As the state-of-the-art models keep changing, one needs to effectively write a modular machine learning codebase to support and sustain R&D machine and deep learning efforts for years. In our first blog of this series, we demonstrated how to write a readable and maintainable code that trains a Torchvision MaskRCNN model, harnessing Ignite’s framework. In our second post (part IIA), we detailed the fundamental differences between single-shot and two-shot detectors and why the single-shot approach is in the sweet spot of the speed/accuracy trade-off. So it’s only natural that in this post we glean how to leverage the modular nature of the MaskRCNN codebase and enable it to train both MaskRCNN and SSD models. Thanks to the modular nature of the codebase, only minimal changes are needed in the code.

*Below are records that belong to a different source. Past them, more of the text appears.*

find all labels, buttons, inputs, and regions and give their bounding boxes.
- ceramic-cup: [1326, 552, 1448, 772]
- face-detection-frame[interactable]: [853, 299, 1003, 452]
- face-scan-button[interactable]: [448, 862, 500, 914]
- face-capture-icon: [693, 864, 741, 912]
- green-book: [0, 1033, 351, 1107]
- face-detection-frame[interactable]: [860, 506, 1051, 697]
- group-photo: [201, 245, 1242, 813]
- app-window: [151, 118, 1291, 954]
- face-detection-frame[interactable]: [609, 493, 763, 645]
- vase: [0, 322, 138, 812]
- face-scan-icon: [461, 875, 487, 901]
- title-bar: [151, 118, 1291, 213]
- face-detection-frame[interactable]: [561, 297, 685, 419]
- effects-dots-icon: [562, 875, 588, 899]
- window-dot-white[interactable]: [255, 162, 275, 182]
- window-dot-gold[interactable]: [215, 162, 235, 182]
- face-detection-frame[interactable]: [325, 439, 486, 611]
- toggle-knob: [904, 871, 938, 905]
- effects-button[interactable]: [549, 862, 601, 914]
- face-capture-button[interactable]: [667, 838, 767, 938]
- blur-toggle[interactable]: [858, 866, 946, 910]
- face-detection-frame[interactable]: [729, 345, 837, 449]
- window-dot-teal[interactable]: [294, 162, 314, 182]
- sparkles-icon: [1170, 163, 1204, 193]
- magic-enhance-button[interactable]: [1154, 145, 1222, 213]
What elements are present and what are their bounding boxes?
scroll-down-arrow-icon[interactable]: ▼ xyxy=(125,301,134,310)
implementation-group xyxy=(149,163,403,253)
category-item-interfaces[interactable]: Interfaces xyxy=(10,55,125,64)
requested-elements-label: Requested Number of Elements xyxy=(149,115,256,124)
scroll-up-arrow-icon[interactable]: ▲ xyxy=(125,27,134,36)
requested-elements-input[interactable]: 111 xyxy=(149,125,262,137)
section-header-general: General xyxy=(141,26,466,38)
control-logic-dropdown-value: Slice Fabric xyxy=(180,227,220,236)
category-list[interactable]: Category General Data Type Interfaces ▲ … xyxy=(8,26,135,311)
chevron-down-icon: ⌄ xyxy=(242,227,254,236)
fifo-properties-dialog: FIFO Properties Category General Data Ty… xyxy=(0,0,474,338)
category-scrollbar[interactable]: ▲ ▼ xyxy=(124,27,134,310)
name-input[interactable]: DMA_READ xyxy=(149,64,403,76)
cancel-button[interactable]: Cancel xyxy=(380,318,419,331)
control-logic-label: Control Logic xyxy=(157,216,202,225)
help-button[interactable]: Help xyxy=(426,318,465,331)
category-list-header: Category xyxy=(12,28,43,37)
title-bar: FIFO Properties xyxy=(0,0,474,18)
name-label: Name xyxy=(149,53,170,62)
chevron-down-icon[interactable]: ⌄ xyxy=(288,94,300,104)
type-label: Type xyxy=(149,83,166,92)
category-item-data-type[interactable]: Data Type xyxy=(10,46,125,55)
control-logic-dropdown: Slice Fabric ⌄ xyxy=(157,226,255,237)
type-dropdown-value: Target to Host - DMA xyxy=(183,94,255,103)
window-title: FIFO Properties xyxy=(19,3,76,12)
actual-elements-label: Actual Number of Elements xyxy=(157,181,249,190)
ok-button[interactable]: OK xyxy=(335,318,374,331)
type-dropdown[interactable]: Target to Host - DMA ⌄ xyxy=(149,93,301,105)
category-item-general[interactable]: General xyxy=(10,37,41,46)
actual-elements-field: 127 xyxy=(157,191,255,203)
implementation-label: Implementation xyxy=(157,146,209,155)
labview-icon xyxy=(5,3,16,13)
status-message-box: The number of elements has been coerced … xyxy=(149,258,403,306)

Torchvision is a package that consists of popular datasets, model architectures, and common image transformations for computer vision. It contains, among others, a model-zoo of pre-trained models for image classification, object detection, person keypoint detection, semantic segmentation and instance segmentation models, ready for out-of-the-box use. This makes a PyTorch user’s life significantly easier as it shortens the time between an idea and a product. Or a research paper. Or a blog post.
Torchvision does not contain implementations of single-shot object detection models, such as this popular SSD. So, we added one: an SSD implementation based on a Torchvision model as a backbone for feature extraction. Since its release, many improvements have been constructed on the original SSD. However, we have focused on the original SSD meta-architecture for clarity and simplicity.